Le gouverneur de la Banque de France exprime des doutes sur le Budget 2026.

Le gouverneur de la Banque de France exprime des doutes sur le Budget 2026.

26.01.2026 11:36
2 min de lecture

Le 25 janvier 2026, à l’issue de l’adoption du Budget 2026, le gouverneur de la Banque de France a exprimé sa position sans ambiguïté lors d’un entretien à Ouest France : il n’est pas « totalement satisfait » du texte, principalement en raison du niveau du déficit public et de ses implications pour l’économie française dans les années à venir, rapporte TopTribune.

Des critiques ciblées sur le déficit public et la dette

François Villeroy de Galhau a été très critique envers le niveau du déficit public associé au Budget 2026. Lors de ses propos récents à Ouest France, il a souligné que, bien que le gouvernement fixe un objectif d’environ 5 % du produit intérieur brut pour cette année, cet objectif lui paraît excessif.

Lors de son intervention devant la commission des finances du Sénat, il a averti que « la France se mettrait clairement dans la zone de danger si elle restait à un déficit supérieur à 5 % », insistant ainsi sur la nécessité d’un effort budgétaire plus significatif pour stabiliser les finances publiques.

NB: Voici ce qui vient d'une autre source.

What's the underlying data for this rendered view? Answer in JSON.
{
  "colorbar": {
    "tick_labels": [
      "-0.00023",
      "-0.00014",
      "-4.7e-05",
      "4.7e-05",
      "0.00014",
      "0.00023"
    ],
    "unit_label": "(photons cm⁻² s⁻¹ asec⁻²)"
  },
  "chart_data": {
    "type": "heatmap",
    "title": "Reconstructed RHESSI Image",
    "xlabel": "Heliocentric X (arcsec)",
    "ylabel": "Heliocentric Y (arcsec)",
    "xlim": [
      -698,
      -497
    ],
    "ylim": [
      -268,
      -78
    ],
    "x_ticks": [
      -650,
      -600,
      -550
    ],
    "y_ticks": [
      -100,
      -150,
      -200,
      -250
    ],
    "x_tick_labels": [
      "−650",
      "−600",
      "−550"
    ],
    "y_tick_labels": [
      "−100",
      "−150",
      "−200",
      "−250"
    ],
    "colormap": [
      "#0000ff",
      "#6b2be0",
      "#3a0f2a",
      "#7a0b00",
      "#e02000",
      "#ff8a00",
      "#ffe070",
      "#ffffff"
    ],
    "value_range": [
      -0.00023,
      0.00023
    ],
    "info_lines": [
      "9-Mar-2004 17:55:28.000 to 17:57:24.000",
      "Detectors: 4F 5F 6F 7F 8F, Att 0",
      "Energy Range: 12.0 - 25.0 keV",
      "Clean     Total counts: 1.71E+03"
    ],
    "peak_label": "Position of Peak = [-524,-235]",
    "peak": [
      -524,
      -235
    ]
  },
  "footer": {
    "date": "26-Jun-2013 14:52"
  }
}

Cette déclaration s’inscrit dans une perspective plus vaste concernant les risques associés à la dette publique française, qui pourrait, selon les prévisions budgétaires récentes, s’élever à près de 117,9 % du PIB en 2026 si des mesures correctrices ne sont pas entreprises, maintenant ainsi une pression soutenue sur les finances de l’État.

Un effet négatif sur la croissance et la confiance

Au-delà des inquiétudes concernant le déficit, François Villeroy de Galhau a également mis en avant les effets néfastes de l’incertitude budgétaire due à un processus d’adoption tardif du Budget 2026. Lors d’une intervention sur France Inter, il a estimé que l’incertitude politique et budgétaire « coûte au moins 0,2 % de croissance au PIB français », en raison des comportements attentistes observés tant chez les ménages que chez les entreprises.

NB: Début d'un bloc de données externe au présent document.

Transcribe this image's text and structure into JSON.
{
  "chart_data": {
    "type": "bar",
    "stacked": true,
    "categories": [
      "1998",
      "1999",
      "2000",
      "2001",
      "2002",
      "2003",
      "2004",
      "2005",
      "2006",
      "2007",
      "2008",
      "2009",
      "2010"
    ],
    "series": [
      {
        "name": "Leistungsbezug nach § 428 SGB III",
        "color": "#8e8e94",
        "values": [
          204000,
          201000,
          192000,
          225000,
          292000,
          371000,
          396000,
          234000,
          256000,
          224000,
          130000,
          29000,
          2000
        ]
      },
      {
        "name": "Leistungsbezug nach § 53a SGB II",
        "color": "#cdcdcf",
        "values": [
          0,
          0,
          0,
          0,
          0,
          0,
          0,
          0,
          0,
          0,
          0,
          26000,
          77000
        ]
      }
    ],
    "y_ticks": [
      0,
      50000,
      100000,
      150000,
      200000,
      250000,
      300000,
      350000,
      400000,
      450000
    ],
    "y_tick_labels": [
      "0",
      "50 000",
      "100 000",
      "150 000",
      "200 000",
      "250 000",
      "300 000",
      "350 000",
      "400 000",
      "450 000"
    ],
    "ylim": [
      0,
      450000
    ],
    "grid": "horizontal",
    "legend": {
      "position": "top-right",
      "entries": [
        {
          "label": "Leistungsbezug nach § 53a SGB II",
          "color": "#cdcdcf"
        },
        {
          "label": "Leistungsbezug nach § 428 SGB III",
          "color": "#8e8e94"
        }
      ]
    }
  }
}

Cette observation met en avant un dilemme significatif : si un déficit plus élevé peut tempérer des ajustements trop brutaux des dépenses, il engendre également une incertitude qui freine l’investissement et la consommation, des éléments cruciaux pour la croissance économique.

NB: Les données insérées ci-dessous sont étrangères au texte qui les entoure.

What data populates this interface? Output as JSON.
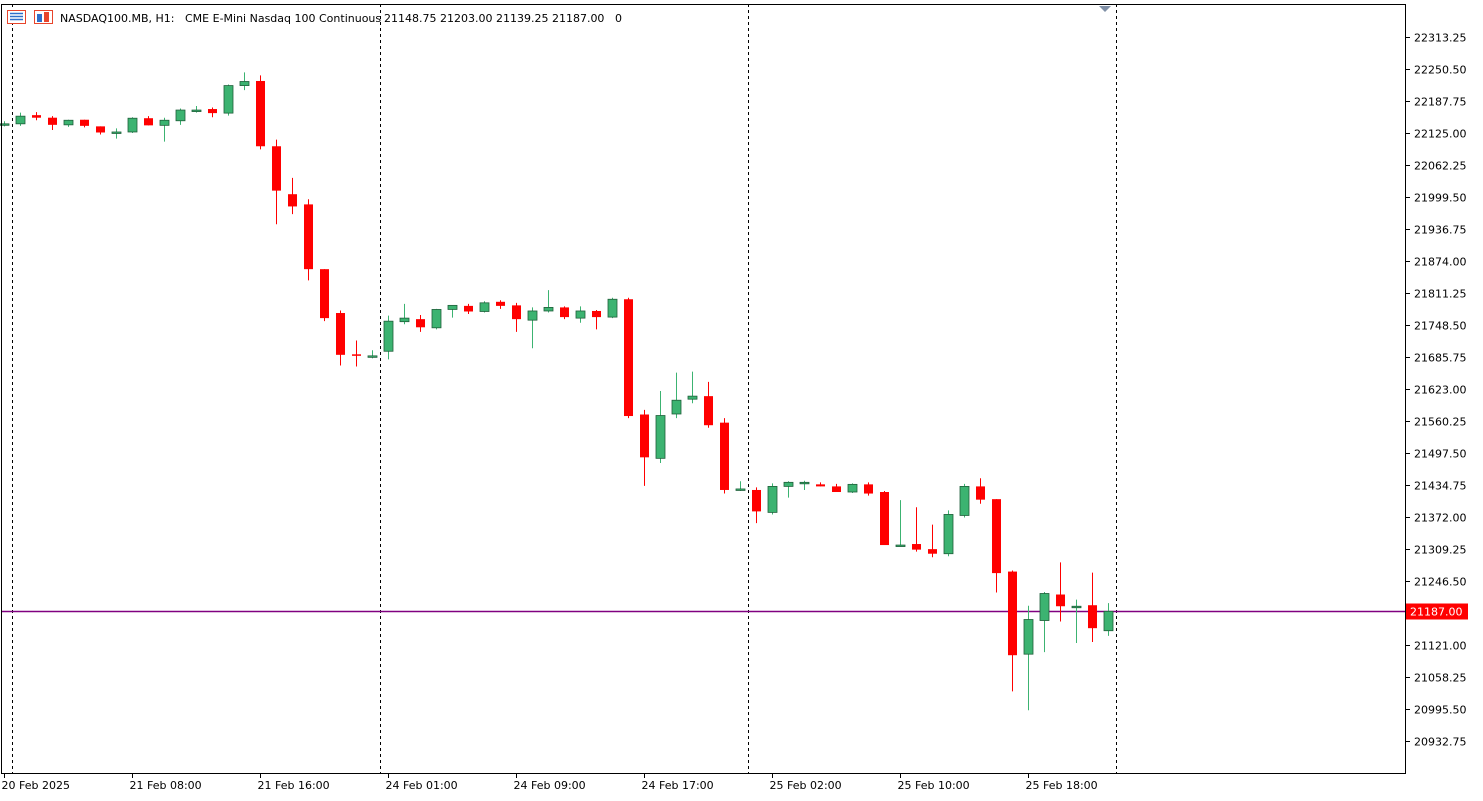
{
  "header": {
    "symbol": "NASDAQ100.MB, H1:",
    "description": "CME E-Mini Nasdaq 100 Continuous",
    "ohlc": "21148.75 21203.00 21139.25 21187.00",
    "extra": "0"
  },
  "colors": {
    "background": "#ffffff",
    "bull": "#3cb371",
    "bear": "#ff0000",
    "wick": "#000000",
    "price_line": "#800080",
    "price_label_bg": "#ff0000",
    "price_label_text": "#ffffff",
    "separator": "#000000"
  },
  "chart_data": {
    "type": "candlestick",
    "timeframe": "H1",
    "current_price": 21187.0,
    "current_price_label": "21187.00",
    "y_ticks": [
      "22313.25",
      "22250.50",
      "22187.75",
      "22125.00",
      "22062.25",
      "21999.50",
      "21936.75",
      "21874.00",
      "21811.25",
      "21748.50",
      "21685.75",
      "21623.00",
      "21560.25",
      "21497.50",
      "21434.75",
      "21372.00",
      "21309.25",
      "21246.50",
      "21121.00",
      "21058.25",
      "20995.50",
      "20932.75"
    ],
    "x_labels": [
      {
        "index": 0,
        "label": "20 Feb 2025"
      },
      {
        "index": 8,
        "label": "21 Feb 08:00"
      },
      {
        "index": 16,
        "label": "21 Feb 16:00"
      },
      {
        "index": 24,
        "label": "24 Feb 01:00"
      },
      {
        "index": 32,
        "label": "24 Feb 09:00"
      },
      {
        "index": 40,
        "label": "24 Feb 17:00"
      },
      {
        "index": 48,
        "label": "25 Feb 02:00"
      },
      {
        "index": 56,
        "label": "25 Feb 10:00"
      },
      {
        "index": 64,
        "label": "25 Feb 18:00"
      }
    ],
    "day_separators": [
      0.5,
      23.5,
      46.5,
      69.5
    ],
    "candles": [
      {
        "o": 22141,
        "h": 22148,
        "l": 22138,
        "c": 22143
      },
      {
        "o": 22143,
        "h": 22165,
        "l": 22139,
        "c": 22158
      },
      {
        "o": 22160,
        "h": 22166,
        "l": 22150,
        "c": 22155
      },
      {
        "o": 22155,
        "h": 22158,
        "l": 22131,
        "c": 22141
      },
      {
        "o": 22141,
        "h": 22151,
        "l": 22137,
        "c": 22150
      },
      {
        "o": 22151,
        "h": 22151,
        "l": 22136,
        "c": 22139
      },
      {
        "o": 22138,
        "h": 22138,
        "l": 22122,
        "c": 22126
      },
      {
        "o": 22127,
        "h": 22134,
        "l": 22114,
        "c": 22127
      },
      {
        "o": 22127,
        "h": 22156,
        "l": 22125,
        "c": 22154
      },
      {
        "o": 22154,
        "h": 22158,
        "l": 22140,
        "c": 22140
      },
      {
        "o": 22140,
        "h": 22155,
        "l": 22108,
        "c": 22150
      },
      {
        "o": 22149,
        "h": 22173,
        "l": 22141,
        "c": 22170
      },
      {
        "o": 22168,
        "h": 22178,
        "l": 22165,
        "c": 22170
      },
      {
        "o": 22172,
        "h": 22175,
        "l": 22156,
        "c": 22164
      },
      {
        "o": 22164,
        "h": 22220,
        "l": 22159,
        "c": 22218
      },
      {
        "o": 22218,
        "h": 22244,
        "l": 22209,
        "c": 22226
      },
      {
        "o": 22227,
        "h": 22238,
        "l": 22093,
        "c": 22099
      },
      {
        "o": 22099,
        "h": 22112,
        "l": 21946,
        "c": 22012
      },
      {
        "o": 22005,
        "h": 22037,
        "l": 21966,
        "c": 21981
      },
      {
        "o": 21985,
        "h": 21995,
        "l": 21836,
        "c": 21858
      },
      {
        "o": 21858,
        "h": 21858,
        "l": 21756,
        "c": 21762
      },
      {
        "o": 21772,
        "h": 21777,
        "l": 21669,
        "c": 21690
      },
      {
        "o": 21691,
        "h": 21718,
        "l": 21667,
        "c": 21690
      },
      {
        "o": 21688,
        "h": 21699,
        "l": 21683,
        "c": 21688
      },
      {
        "o": 21697,
        "h": 21767,
        "l": 21681,
        "c": 21756
      },
      {
        "o": 21755,
        "h": 21790,
        "l": 21750,
        "c": 21762
      },
      {
        "o": 21760,
        "h": 21768,
        "l": 21735,
        "c": 21744
      },
      {
        "o": 21743,
        "h": 21780,
        "l": 21740,
        "c": 21779
      },
      {
        "o": 21779,
        "h": 21787,
        "l": 21763,
        "c": 21787
      },
      {
        "o": 21786,
        "h": 21790,
        "l": 21770,
        "c": 21775
      },
      {
        "o": 21775,
        "h": 21795,
        "l": 21773,
        "c": 21792
      },
      {
        "o": 21794,
        "h": 21797,
        "l": 21780,
        "c": 21786
      },
      {
        "o": 21787,
        "h": 21792,
        "l": 21735,
        "c": 21760
      },
      {
        "o": 21758,
        "h": 21783,
        "l": 21703,
        "c": 21776
      },
      {
        "o": 21776,
        "h": 21817,
        "l": 21773,
        "c": 21783
      },
      {
        "o": 21783,
        "h": 21785,
        "l": 21760,
        "c": 21764
      },
      {
        "o": 21762,
        "h": 21785,
        "l": 21753,
        "c": 21776
      },
      {
        "o": 21776,
        "h": 21778,
        "l": 21740,
        "c": 21764
      },
      {
        "o": 21764,
        "h": 21802,
        "l": 21762,
        "c": 21799
      },
      {
        "o": 21799,
        "h": 21802,
        "l": 21566,
        "c": 21570
      },
      {
        "o": 21573,
        "h": 21582,
        "l": 21433,
        "c": 21489
      },
      {
        "o": 21487,
        "h": 21619,
        "l": 21478,
        "c": 21571
      },
      {
        "o": 21574,
        "h": 21655,
        "l": 21566,
        "c": 21601
      },
      {
        "o": 21603,
        "h": 21657,
        "l": 21595,
        "c": 21609
      },
      {
        "o": 21609,
        "h": 21637,
        "l": 21547,
        "c": 21552
      },
      {
        "o": 21557,
        "h": 21566,
        "l": 21418,
        "c": 21425
      },
      {
        "o": 21425,
        "h": 21442,
        "l": 21423,
        "c": 21427
      },
      {
        "o": 21425,
        "h": 21430,
        "l": 21360,
        "c": 21383
      },
      {
        "o": 21381,
        "h": 21438,
        "l": 21377,
        "c": 21432
      },
      {
        "o": 21432,
        "h": 21442,
        "l": 21410,
        "c": 21440
      },
      {
        "o": 21439,
        "h": 21443,
        "l": 21425,
        "c": 21440
      },
      {
        "o": 21436,
        "h": 21440,
        "l": 21432,
        "c": 21432
      },
      {
        "o": 21432,
        "h": 21437,
        "l": 21424,
        "c": 21421
      },
      {
        "o": 21421,
        "h": 21438,
        "l": 21419,
        "c": 21436
      },
      {
        "o": 21436,
        "h": 21440,
        "l": 21414,
        "c": 21418
      },
      {
        "o": 21421,
        "h": 21423,
        "l": 21318,
        "c": 21317
      },
      {
        "o": 21317,
        "h": 21405,
        "l": 21315,
        "c": 21317
      },
      {
        "o": 21319,
        "h": 21391,
        "l": 21304,
        "c": 21308
      },
      {
        "o": 21309,
        "h": 21357,
        "l": 21293,
        "c": 21300
      },
      {
        "o": 21300,
        "h": 21385,
        "l": 21295,
        "c": 21377
      },
      {
        "o": 21375,
        "h": 21437,
        "l": 21371,
        "c": 21432
      },
      {
        "o": 21432,
        "h": 21448,
        "l": 21398,
        "c": 21406
      },
      {
        "o": 21407,
        "h": 21407,
        "l": 21224,
        "c": 21262
      },
      {
        "o": 21265,
        "h": 21267,
        "l": 21030,
        "c": 21101
      },
      {
        "o": 21103,
        "h": 21198,
        "l": 20993,
        "c": 21171
      },
      {
        "o": 21169,
        "h": 21225,
        "l": 21107,
        "c": 21222
      },
      {
        "o": 21220,
        "h": 21283,
        "l": 21167,
        "c": 21197
      },
      {
        "o": 21197,
        "h": 21210,
        "l": 21125,
        "c": 21197
      },
      {
        "o": 21199,
        "h": 21263,
        "l": 21127,
        "c": 21154
      },
      {
        "o": 21149,
        "h": 21203,
        "l": 21139,
        "c": 21187
      }
    ]
  }
}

Le gouverneur a également exprimé des préoccupations concernant une éventuelle augmentation des taux d’intérêt due au poids de la dette et à un environnement budgétaire incertain, ce qui pourrait resserrer les conditions financières tant pour les entreprises que pour les ménages.

Des appréciations nuancées mais réalistes

Malgré ses réserves, François Villeroy de Galhau n’a pas totalement rejeté le Budget 2026. Il a reconnu l’importance d’adopter un budget pour apaiser les acteurs économiques et renforcer la crédibilité des politiques publiques.

Cependant, sa recommandation est claire : une réduction plus ambitieuse du déficit serait préférable pour renforcer la confiance des marchés et favoriser une trajectoire de croissance durable. « J’aurais souhaité une réduction plus forte », a-t-il déclaré, tout en soulignant l’importance de diriger une plus grande part de l’épargne des ménages vers des investissements productifs.

Enfin, au-delà des chiffres budgétaires eux-mêmes, il a élargi sa réflexion au contexte international, appelant l’Europe à « se réveiller » face aux défis économiques mondiaux et à réduire sa dépendance vis-à-vis des grandes puissances économiques telles que les États-Unis et la Chine.